“No Two Exactly the Same,” Friend, Oct. 1994, 2
Richard had worried ever since Dad first mentioned removing the training wheels from his bicycle. He’d hoped the idea had been forgotten, but on Saturday morning he found Dad kneeling beside the bicycle, with his tools spread out on the driveway.
“But Dad,” Richard said, “I like riding with the training wheels. I don’t want you to take them off yet.”
Dad picked up a wrench and loosened the bolts that held the small wheels in place. At the same time, he spoke in his sure, quiet voice. “I think that you should try riding without them. If it doesn’t work out, I can put them back on.”
“I want to wait until my birthday,” Richard said. But in the back of his mind, he knew that he was the oldest kid in the neighborhood—maybe in the whole world—riding a bicycle with training wheels.
The wheels were just off, when Richard’s younger brother, Russell, appeared. “I want to ride Richard’s bike. I can do it, Dad.”
“You have your tricycle,” Dad said. “We’re going to the park. If you want to go with us, get your trike and come along.”
Dad rolled Richard’s bicycle down the sidewalk toward the park. Richard dragged after him, and Russell followed on his tricycle. When they reached the bike path, Russell climbed onto the bicycle seat. Dad gently lifted him off and said, “You’re too little for this bicycle, Russell, and Richard needs to practice riding it. You ride your tricycle.”
Dad helped steady the bicycle while Richard got on. He wished he wasn’t scared, but he was. He pleaded, “Dad, please hang onto me. Don’t let me go all by myself.”
But Dad gave the bike a little push, and Richard wobbled down the path. The bicycle teetered and tottered more and more. Finally, it tipped over.
Dad hurried over to help him up. “Are you hurt?”
“No, but it was really scary, Dad.”
“Let me try, Dad,” Russell begged. “I’m not a bit scared. I can do it.”
“You have your own wheels,” Dad said. “Richard just needs some more practice.”
On his next ride, Richard stayed on longer, and before it was time to go home, he could ride down the path and back without falling over. He felt great!
All the time Russell kept asking, “Why can’t I have a turn, Dad? I can do it.”
Finally, before they headed home, Dad relented. “All right, Russell, get on. I’ll hold you up.”
Russell climbed onto the seat confidently and, before Dad could get a firm grip on the bike, rode off. He flew along the path, his bright hair standing straight up in the breeze.
Richard and Dad looked at each other in amazement.
“Why does it always have to be this way?” Richard moaned. “He does everything better than I do, and he’s just a little kid.”
“He is doing well for a boy who never rode a bicycle before, isn’t he?” Dad admitted.
“Remember when we went to the lake, Dad? Russell could swim better than I could, and he even dared to dive off the rocks.”
“He had a good time,” Dad said. “But you did, too, didn’t you?”
“He caught a lot of fish,” Richard reminded Dad, “and I only caught one. See what I mean?”
Dad put his hand on Richard’s shoulder. “Just remember that no two people are exactly the same. You have your talents. He has his.”
Richard wasn’t sure what Dad meant. He was sure of one thing, though—Russell had stolen his joy in learning to ride without his training wheels. When they got home, Russell told everyone about his first ride on a bicycle. He repeated several times, “And I never even needed training wheels!”
Richard went to his room. He tried to read a book, but the twins were scrapping right outside his door.
“It is not!” Joyce yelled even louder than Judy.
Richard put his book down and went into the hall. “What’s the problem?”
“This is my book bag,” Judy said.
“It is not!” Joyce argued.
Richard examined the bag. “You’re right, Judy,” he said. “It’s yours.” He turned to Joyce. “Remember when Grandmother gave you both book bags? She put a red dot on the bottom of Judy’s. Here it is—see?”
The twins agreed, and Joyce went to find her bag.
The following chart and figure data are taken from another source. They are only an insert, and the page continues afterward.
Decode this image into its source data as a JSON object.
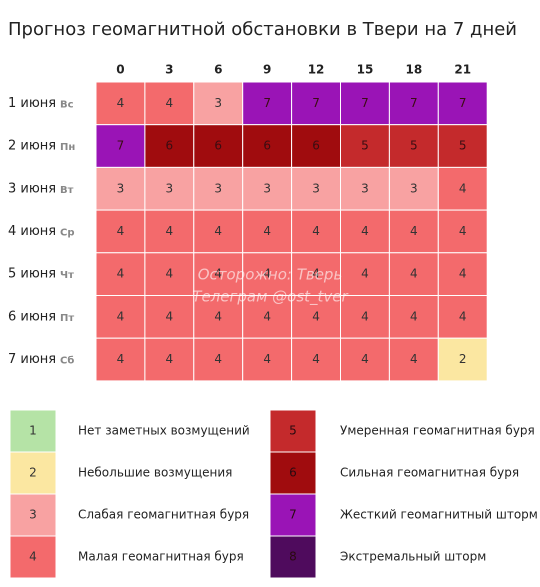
{
  "header": {
    "title": "Прогноз геомагнитной обстановки в Твери на 7 дней"
  },
  "table": {
    "columns": [
      0,
      3,
      6,
      9,
      12,
      15,
      18,
      21
    ],
    "rows": [
      {
        "date": "1 июня",
        "day": "Вс",
        "values": [
          4,
          4,
          3,
          7,
          7,
          7,
          7,
          7
        ]
      },
      {
        "date": "2 июня",
        "day": "Пн",
        "values": [
          7,
          6,
          6,
          6,
          6,
          5,
          5,
          5
        ]
      },
      {
        "date": "3 июня",
        "day": "Вт",
        "values": [
          3,
          3,
          3,
          3,
          3,
          3,
          3,
          4
        ]
      },
      {
        "date": "4 июня",
        "day": "Ср",
        "values": [
          4,
          4,
          4,
          4,
          4,
          4,
          4,
          4
        ]
      },
      {
        "date": "5 июня",
        "day": "Чт",
        "values": [
          4,
          4,
          4,
          4,
          4,
          4,
          4,
          4
        ]
      },
      {
        "date": "6 июня",
        "day": "Пт",
        "values": [
          4,
          4,
          4,
          4,
          4,
          4,
          4,
          4
        ]
      },
      {
        "date": "7 июня",
        "day": "Сб",
        "values": [
          4,
          4,
          4,
          4,
          4,
          4,
          4,
          2
        ]
      }
    ]
  },
  "legend": [
    {
      "level": 1,
      "label": "Нет заметных возмущений",
      "color": "#b5e3a6"
    },
    {
      "level": 2,
      "label": "Небольшие возмущения",
      "color": "#fbe7a1"
    },
    {
      "level": 3,
      "label": "Слабая геомагнитная буря",
      "color": "#f8a2a2"
    },
    {
      "level": 4,
      "label": "Малая геомагнитная буря",
      "color": "#f36a6c"
    },
    {
      "level": 5,
      "label": "Умеренная геомагнитная буря",
      "color": "#c42a2c"
    },
    {
      "level": 6,
      "label": "Сильная геомагнитная буря",
      "color": "#a00c0e"
    },
    {
      "level": 7,
      "label": "Жесткий геомагнитный шторм",
      "color": "#9a14b6"
    },
    {
      "level": 8,
      "label": "Экстремальный шторм",
      "color": "#4f0b5d"
    }
  ],
  "watermark": [
    "Осторожно: Тверь",
    "Телеграм @ost_tver"
  ]
}
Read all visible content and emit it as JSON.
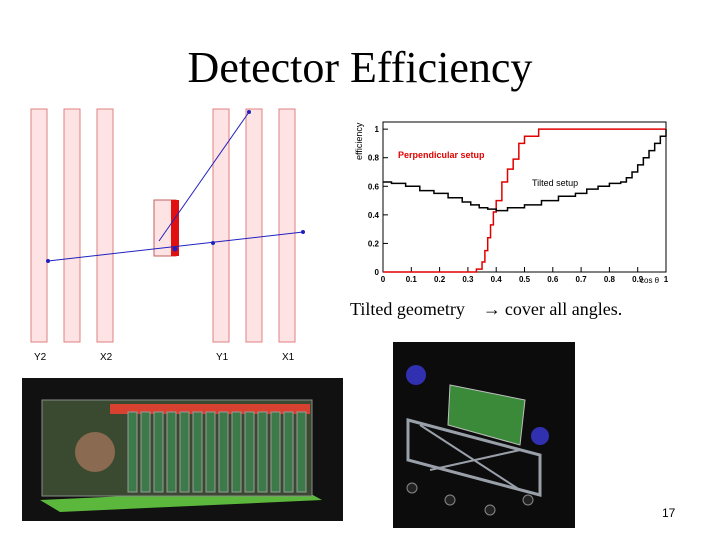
{
  "slide": {
    "title": "Detector Efficiency",
    "caption_left": "Tilted geometry",
    "caption_right": "cover all angles.",
    "page_number": "17"
  },
  "geometry": {
    "plane_labels": [
      "Y2",
      "X2",
      "Y1",
      "X1"
    ]
  },
  "colors": {
    "plane_fill": "#fde3e3",
    "plane_stroke": "#e08080",
    "track": "#2020c0",
    "chamber_red": "#e01010",
    "perpendicular": "#e00000",
    "tilted": "#000000"
  },
  "chart_data": {
    "type": "line",
    "xlabel": "cos θ",
    "ylabel": "efficiency",
    "xlim": [
      0,
      1
    ],
    "ylim": [
      0,
      1.05
    ],
    "x_ticks": [
      "0",
      "0.1",
      "0.2",
      "0.3",
      "0.4",
      "0.5",
      "0.6",
      "0.7",
      "0.8",
      "0.9",
      "1"
    ],
    "y_ticks": [
      "0",
      "0.2",
      "0.4",
      "0.6",
      "0.8",
      "1"
    ],
    "grid": false,
    "series": [
      {
        "name": "Perpendicular setup",
        "color": "#e00000",
        "x": [
          0,
          0.3,
          0.33,
          0.35,
          0.36,
          0.37,
          0.38,
          0.39,
          0.4,
          0.42,
          0.44,
          0.46,
          0.48,
          0.5,
          0.55,
          1.0
        ],
        "y": [
          0,
          0,
          0.02,
          0.07,
          0.15,
          0.24,
          0.33,
          0.42,
          0.5,
          0.63,
          0.72,
          0.79,
          0.9,
          0.95,
          1.0,
          1.0
        ]
      },
      {
        "name": "Tilted setup",
        "color": "#000000",
        "x": [
          0,
          0.03,
          0.08,
          0.13,
          0.18,
          0.23,
          0.28,
          0.31,
          0.34,
          0.37,
          0.4,
          0.44,
          0.5,
          0.56,
          0.62,
          0.68,
          0.72,
          0.76,
          0.8,
          0.84,
          0.86,
          0.88,
          0.9,
          0.92,
          0.94,
          0.96,
          0.98,
          1.0
        ],
        "y": [
          0.63,
          0.62,
          0.6,
          0.57,
          0.55,
          0.52,
          0.49,
          0.47,
          0.45,
          0.44,
          0.43,
          0.45,
          0.47,
          0.5,
          0.53,
          0.55,
          0.58,
          0.6,
          0.62,
          0.63,
          0.66,
          0.7,
          0.75,
          0.8,
          0.85,
          0.9,
          0.95,
          1.0
        ]
      }
    ]
  }
}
It was quiet in the house again. Richard went back to his room, slumped on the edge of his bed, and thought about Russell. He felt downright miserable. There’s nothing worse than being outdone by your little brother every time you turn around.
Dad knocked and came in and sat on the bed next to Richard. “It’s amazing how much smoother things go when you’re around.”
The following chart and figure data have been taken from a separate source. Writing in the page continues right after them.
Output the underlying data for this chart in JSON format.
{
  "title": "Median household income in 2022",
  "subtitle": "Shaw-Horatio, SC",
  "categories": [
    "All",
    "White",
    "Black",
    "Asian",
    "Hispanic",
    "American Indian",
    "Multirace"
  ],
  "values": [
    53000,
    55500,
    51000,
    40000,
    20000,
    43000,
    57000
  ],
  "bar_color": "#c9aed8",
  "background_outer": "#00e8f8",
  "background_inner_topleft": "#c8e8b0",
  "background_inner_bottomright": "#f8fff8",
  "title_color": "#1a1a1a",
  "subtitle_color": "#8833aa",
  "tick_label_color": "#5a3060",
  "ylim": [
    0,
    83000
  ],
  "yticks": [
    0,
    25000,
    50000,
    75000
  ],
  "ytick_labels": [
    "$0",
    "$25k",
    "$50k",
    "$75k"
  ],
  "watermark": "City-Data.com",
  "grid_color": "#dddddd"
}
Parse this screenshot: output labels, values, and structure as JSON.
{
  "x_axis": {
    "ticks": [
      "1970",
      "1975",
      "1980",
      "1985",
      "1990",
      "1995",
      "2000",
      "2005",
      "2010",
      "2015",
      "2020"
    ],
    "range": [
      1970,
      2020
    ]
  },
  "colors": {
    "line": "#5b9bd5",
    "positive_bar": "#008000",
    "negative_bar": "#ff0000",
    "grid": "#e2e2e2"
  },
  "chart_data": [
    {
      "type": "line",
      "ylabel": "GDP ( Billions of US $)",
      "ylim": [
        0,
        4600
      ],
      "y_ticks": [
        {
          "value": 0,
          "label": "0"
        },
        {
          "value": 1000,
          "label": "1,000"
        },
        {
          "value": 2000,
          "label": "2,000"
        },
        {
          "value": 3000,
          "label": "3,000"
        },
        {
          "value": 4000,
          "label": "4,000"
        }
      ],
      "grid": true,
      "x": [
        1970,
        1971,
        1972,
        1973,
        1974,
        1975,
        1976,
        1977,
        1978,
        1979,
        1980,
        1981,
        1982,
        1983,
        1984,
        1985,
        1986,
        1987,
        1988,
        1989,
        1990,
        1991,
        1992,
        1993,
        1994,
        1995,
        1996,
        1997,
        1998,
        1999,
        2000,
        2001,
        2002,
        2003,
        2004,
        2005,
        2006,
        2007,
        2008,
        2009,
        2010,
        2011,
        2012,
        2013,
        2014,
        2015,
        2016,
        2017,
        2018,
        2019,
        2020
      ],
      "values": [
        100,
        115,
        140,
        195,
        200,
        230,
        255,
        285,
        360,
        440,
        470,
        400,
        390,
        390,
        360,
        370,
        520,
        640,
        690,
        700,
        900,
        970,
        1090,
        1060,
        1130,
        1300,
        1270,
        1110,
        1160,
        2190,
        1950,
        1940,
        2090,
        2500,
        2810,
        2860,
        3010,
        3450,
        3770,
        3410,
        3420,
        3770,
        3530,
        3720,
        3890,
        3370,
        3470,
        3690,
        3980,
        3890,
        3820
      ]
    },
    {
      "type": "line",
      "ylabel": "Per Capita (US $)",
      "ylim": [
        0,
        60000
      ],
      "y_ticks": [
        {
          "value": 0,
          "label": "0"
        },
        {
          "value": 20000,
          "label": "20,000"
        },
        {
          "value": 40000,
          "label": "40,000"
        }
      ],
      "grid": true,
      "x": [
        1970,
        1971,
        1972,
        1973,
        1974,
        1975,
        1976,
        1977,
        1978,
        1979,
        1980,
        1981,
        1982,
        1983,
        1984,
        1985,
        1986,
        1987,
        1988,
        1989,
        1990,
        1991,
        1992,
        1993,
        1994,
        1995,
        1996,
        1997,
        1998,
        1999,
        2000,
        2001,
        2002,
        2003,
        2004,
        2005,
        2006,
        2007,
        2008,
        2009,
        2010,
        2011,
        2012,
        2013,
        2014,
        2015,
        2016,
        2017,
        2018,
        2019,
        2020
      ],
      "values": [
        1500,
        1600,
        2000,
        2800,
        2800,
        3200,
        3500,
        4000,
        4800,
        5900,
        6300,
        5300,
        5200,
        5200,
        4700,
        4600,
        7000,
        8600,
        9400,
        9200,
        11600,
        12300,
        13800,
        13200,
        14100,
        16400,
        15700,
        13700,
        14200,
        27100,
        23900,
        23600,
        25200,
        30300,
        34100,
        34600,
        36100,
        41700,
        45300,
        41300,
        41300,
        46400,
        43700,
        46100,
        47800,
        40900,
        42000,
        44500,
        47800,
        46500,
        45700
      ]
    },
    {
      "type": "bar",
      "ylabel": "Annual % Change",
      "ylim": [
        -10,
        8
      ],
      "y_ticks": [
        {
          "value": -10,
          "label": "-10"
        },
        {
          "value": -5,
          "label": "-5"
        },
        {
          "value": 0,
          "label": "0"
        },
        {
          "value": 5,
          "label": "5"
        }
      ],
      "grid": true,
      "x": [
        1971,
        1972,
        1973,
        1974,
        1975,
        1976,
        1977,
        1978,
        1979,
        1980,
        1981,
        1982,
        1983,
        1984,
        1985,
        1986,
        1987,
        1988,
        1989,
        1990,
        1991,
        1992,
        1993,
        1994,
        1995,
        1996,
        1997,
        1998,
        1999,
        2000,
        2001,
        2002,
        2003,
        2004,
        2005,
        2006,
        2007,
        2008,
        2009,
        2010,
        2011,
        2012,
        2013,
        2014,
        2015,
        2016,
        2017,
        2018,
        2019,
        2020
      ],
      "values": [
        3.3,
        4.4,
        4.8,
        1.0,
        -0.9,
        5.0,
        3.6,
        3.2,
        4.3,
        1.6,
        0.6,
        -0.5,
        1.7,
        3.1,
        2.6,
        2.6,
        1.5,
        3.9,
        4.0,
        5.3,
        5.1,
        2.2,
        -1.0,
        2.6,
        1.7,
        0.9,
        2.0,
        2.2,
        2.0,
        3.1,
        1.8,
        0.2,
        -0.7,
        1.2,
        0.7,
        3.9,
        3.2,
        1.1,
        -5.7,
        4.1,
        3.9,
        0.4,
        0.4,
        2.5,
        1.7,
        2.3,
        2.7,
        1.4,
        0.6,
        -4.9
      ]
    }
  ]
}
“You’re a natural peacemaker.”
“Yes. I noticed how you settled the twins’ disagreement. That isn’t the first time I’ve seen you figure things out for people who were having trouble getting along.”
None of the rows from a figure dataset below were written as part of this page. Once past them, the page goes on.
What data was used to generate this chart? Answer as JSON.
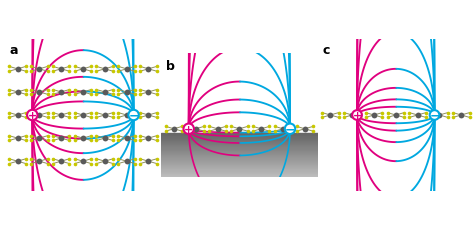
{
  "bg_color": "#ffffff",
  "panel_labels": [
    "a",
    "b",
    "c"
  ],
  "plus_color": "#e0007f",
  "minus_color": "#00a8e0",
  "atom_gray": "#5a5a5a",
  "atom_yellow": "#c8c800",
  "bond_color": "#909060",
  "substrate_top": "#999999",
  "substrate_bot": "#444444",
  "n_field_lines_a": 8,
  "n_field_lines_b": 7,
  "n_field_lines_c": 8
}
Richard suddenly felt good.
“I believe that one of the rarest talents in the world is that of smoothing out problems between people. You’re just amazing, Richard!”
When Dad went away, Richard lay on his bed, grinning at the ceiling. He did have a talent! He repeated the words his dad had said, “You’re a natural peacemaker.”
All the dark feelings he’d had before went away. He felt just fine!